Another problem concerned Kiev’s decision to suspend the electric energy export to Belarus due to an energy shortage in Ukraine (electric energy had been the main item of Ukrainian exports to Belarus over the past three years). In October, Ukraine announced that energy supplies might be resumed in 2015. Belarus said it was ready to import 2.5 billion kWh. Ukraine may thus be interested in importing electric energy from Belarus in the future.


Post-revolutionary Ukraine has become a strategically important vector of Belarus’ foreign policy. Minsk wants to still have access to one of the largest markets for its products, and Kiev wants to ensure maximum security of its northern border and uninterrupted supplies of oil products. The Ukrainian crisis has raised the value of the transit through Belarus, because many freight forwarders are trying to bypass unsafe Ukraine.

Kiev is not interested in isolation in the post-Soviet space and intends to neutralize Russia’s attempts to impose Eurasian Economic Community’s joint trade restrictions. Minsk’s support can be essential in this respect. As a matter of fact, Minsk is as much concerned about the aggressive foreign policy of the Kremlin, which multiplies the regional security threats.

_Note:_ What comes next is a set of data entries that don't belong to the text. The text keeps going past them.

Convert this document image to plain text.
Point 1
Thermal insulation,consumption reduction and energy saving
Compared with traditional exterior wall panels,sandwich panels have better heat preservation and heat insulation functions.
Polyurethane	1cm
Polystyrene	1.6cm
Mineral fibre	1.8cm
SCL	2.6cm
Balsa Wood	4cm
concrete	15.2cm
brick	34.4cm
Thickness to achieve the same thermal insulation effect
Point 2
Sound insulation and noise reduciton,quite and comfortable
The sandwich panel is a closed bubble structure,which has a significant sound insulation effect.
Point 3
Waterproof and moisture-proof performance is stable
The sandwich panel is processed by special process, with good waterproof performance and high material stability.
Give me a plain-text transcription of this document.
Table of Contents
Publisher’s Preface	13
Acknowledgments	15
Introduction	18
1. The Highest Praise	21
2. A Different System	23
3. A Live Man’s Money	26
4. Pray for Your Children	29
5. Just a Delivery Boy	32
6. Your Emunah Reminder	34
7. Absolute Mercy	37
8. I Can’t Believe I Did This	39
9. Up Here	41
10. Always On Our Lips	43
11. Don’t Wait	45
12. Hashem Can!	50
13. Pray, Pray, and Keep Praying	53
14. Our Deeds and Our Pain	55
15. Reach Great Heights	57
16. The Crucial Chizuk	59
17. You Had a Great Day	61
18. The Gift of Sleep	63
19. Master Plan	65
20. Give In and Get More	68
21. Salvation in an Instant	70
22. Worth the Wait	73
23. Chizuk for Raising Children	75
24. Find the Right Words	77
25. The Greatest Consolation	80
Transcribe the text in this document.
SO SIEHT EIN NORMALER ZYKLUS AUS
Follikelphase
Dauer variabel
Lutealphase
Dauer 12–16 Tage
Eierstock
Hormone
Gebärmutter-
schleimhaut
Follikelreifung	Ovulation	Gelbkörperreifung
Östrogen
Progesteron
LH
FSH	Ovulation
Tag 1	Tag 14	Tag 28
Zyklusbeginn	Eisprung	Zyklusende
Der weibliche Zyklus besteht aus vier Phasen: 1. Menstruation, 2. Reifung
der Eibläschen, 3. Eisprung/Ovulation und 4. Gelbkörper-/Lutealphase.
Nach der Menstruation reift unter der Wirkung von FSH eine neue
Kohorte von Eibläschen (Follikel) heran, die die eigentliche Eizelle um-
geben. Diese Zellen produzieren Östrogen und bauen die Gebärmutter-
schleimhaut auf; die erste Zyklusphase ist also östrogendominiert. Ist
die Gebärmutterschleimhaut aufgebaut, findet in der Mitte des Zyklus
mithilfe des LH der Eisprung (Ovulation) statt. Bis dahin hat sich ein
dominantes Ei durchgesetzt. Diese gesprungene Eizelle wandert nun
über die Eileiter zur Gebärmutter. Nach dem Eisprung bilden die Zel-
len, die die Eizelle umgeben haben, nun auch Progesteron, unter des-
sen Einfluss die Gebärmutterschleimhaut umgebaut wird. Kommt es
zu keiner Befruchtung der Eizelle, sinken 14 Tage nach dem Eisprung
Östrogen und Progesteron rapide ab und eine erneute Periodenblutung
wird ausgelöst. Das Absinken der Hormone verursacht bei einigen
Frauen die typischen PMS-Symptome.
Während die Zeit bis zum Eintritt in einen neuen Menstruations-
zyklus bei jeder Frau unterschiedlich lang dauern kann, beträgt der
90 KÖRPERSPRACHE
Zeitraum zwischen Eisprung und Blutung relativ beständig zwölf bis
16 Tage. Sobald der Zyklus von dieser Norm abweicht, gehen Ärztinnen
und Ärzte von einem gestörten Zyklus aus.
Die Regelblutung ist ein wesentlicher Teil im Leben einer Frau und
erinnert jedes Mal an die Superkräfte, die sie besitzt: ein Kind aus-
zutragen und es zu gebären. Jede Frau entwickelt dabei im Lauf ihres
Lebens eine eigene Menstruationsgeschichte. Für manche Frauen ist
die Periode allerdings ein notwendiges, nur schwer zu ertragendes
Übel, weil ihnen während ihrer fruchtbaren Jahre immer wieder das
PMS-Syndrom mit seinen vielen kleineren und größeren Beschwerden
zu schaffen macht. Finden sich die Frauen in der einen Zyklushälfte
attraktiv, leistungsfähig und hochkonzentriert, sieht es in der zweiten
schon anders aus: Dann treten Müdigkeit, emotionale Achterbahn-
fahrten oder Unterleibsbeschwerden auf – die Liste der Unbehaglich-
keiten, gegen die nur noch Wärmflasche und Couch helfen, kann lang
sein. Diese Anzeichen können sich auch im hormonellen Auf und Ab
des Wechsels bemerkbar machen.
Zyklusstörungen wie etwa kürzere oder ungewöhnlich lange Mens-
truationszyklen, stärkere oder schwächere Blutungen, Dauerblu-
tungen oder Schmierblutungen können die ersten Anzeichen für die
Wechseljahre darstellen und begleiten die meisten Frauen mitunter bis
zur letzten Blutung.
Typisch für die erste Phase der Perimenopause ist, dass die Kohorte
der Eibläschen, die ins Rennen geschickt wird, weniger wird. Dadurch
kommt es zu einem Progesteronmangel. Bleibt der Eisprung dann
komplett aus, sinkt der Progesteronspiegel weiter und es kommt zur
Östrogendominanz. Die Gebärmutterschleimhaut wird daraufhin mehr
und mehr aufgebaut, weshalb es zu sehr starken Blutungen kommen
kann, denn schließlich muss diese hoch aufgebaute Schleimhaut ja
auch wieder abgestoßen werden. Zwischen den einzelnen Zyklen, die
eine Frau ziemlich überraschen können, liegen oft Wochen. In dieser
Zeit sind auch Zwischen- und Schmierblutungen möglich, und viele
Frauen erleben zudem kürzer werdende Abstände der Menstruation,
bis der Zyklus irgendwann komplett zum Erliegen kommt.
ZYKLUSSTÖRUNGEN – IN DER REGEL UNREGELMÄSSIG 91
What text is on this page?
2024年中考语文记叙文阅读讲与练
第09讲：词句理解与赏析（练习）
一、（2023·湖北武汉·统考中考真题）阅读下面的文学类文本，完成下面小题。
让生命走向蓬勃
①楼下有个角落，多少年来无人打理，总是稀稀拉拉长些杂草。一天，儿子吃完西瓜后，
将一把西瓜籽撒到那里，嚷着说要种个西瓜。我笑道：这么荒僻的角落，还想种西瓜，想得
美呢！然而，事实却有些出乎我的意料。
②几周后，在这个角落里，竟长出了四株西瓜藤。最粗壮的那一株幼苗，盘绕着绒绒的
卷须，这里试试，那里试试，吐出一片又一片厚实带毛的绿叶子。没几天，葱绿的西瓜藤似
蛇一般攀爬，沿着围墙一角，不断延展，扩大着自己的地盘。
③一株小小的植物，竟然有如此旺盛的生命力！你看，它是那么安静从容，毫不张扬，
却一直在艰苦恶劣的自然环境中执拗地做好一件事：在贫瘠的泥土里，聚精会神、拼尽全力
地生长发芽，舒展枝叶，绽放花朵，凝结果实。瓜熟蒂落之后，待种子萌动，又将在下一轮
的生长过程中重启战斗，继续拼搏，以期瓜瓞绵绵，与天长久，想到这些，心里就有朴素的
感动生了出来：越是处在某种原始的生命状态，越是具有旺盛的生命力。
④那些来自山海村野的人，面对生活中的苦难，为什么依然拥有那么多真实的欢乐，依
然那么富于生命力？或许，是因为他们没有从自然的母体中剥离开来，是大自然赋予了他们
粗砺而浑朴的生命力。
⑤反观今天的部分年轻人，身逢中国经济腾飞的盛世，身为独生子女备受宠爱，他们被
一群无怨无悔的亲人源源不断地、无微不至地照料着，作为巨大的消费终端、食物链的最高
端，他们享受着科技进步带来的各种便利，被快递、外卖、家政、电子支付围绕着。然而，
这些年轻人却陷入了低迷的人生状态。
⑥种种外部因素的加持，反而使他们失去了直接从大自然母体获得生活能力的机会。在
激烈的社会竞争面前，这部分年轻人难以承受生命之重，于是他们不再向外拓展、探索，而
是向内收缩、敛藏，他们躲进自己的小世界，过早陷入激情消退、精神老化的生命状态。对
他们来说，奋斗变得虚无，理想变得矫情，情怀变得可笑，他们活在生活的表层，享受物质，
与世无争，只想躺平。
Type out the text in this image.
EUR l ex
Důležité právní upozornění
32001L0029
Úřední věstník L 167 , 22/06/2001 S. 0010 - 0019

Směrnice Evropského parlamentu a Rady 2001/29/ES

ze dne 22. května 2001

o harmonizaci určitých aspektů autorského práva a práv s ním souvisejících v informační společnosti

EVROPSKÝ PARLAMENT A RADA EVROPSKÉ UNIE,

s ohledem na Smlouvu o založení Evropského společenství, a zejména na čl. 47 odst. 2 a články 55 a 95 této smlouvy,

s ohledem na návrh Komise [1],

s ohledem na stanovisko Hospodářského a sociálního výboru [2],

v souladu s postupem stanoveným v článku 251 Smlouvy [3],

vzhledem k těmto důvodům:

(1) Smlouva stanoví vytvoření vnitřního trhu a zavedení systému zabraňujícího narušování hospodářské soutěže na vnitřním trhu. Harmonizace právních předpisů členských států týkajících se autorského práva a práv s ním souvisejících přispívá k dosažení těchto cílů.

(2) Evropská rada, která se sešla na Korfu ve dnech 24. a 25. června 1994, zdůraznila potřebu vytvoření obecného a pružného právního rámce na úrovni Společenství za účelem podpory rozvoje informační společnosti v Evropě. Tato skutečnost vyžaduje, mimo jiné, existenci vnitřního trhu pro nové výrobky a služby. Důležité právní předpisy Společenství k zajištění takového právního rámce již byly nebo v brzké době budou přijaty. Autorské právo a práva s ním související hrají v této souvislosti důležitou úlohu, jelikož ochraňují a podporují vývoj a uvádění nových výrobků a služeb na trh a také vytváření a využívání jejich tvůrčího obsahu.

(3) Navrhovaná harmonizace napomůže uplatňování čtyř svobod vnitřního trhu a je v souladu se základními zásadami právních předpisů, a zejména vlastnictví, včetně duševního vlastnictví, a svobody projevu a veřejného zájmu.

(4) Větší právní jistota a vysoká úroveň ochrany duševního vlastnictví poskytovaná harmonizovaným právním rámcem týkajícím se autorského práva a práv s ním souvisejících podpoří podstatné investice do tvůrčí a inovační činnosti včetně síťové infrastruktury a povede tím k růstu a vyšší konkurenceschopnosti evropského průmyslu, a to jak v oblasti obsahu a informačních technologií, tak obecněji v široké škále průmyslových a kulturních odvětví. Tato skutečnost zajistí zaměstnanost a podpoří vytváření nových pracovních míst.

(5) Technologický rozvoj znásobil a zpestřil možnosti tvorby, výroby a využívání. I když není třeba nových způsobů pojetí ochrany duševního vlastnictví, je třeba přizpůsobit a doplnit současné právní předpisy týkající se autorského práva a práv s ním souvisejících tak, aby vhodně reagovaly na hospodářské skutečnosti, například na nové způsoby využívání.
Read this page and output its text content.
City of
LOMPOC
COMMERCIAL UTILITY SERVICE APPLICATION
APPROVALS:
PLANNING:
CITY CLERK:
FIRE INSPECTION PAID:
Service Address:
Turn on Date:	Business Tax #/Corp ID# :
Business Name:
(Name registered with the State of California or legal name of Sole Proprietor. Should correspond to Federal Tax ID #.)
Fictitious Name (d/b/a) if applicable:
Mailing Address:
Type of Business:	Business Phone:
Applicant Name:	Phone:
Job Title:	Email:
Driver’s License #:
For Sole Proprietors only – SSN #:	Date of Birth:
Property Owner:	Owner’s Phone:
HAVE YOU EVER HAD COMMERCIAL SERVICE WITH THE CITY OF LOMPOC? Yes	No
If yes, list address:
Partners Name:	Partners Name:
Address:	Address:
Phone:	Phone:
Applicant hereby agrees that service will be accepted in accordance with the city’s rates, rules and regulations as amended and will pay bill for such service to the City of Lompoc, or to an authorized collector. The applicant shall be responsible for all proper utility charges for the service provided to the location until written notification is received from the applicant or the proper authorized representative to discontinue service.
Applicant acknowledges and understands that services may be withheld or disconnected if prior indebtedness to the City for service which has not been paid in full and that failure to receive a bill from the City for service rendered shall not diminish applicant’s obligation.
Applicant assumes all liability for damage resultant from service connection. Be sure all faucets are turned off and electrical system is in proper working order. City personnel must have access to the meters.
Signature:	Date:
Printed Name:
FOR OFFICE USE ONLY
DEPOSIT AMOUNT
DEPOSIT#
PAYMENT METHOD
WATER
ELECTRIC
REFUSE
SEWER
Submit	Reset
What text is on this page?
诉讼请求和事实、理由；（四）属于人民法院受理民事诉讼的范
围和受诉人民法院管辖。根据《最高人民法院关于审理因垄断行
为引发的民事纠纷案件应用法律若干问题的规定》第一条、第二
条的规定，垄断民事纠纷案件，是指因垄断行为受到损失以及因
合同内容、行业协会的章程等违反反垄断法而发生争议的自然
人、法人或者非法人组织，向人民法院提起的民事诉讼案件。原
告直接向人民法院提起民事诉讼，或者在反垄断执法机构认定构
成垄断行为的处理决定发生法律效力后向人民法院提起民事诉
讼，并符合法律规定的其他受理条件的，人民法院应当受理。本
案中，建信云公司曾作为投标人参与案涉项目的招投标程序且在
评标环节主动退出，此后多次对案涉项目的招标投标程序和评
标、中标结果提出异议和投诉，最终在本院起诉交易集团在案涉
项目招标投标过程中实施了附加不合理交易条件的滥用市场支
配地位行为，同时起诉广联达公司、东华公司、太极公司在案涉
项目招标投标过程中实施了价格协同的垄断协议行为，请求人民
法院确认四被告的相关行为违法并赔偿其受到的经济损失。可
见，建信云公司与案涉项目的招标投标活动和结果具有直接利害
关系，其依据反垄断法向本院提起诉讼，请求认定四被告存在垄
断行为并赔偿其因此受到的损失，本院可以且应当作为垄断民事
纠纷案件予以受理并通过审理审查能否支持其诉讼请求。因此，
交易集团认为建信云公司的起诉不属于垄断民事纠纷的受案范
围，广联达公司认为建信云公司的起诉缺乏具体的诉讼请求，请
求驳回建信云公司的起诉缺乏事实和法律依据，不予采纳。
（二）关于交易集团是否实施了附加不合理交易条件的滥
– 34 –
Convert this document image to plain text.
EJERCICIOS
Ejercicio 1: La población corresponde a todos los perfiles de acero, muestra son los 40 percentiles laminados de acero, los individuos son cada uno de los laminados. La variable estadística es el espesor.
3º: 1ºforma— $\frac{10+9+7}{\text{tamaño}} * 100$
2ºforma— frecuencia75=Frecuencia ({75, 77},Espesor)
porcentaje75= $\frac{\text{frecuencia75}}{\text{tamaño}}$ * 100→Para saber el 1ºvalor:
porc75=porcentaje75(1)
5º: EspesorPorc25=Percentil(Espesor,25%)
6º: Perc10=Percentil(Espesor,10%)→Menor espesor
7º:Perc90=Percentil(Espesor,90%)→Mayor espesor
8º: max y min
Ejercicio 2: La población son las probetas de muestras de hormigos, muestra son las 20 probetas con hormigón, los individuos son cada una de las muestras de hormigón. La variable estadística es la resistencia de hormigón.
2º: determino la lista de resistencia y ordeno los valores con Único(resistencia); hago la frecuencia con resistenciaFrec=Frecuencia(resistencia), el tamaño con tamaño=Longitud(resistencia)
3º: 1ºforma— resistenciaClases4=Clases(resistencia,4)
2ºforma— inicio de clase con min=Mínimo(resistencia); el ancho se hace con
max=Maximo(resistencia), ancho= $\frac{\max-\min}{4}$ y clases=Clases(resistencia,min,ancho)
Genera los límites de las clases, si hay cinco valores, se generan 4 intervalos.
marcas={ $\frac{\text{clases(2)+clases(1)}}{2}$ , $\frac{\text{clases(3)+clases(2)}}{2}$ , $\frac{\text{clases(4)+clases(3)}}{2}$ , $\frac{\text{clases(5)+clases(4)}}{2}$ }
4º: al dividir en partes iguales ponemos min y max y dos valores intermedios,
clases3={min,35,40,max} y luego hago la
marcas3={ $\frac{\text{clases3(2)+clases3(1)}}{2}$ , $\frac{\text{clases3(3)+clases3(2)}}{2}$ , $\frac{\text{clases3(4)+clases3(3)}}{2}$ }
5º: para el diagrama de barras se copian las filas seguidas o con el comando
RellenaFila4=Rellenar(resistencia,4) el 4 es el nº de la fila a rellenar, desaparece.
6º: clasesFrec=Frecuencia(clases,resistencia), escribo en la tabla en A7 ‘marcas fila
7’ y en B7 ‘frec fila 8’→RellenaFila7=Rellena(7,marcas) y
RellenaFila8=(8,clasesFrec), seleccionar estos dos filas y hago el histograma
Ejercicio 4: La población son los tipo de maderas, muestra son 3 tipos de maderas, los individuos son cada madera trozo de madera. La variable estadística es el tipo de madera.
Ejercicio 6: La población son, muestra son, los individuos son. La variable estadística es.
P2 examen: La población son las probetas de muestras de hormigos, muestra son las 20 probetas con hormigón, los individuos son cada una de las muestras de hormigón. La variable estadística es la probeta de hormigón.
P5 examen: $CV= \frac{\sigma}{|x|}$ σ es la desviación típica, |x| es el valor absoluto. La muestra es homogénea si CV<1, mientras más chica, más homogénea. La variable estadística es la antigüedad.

Against the background of Russian politics last year, Belarusian President Alexander Lukashenko is getting rid of his image of the main villain in the region that gives hope for a thaw in relations between Belarus and the West. It is quite likely that Kiev will offer its intermediary services to improve relations between Belarus and the United States and the European Union in exchange for Minsk’s continued peacekeeping efforts.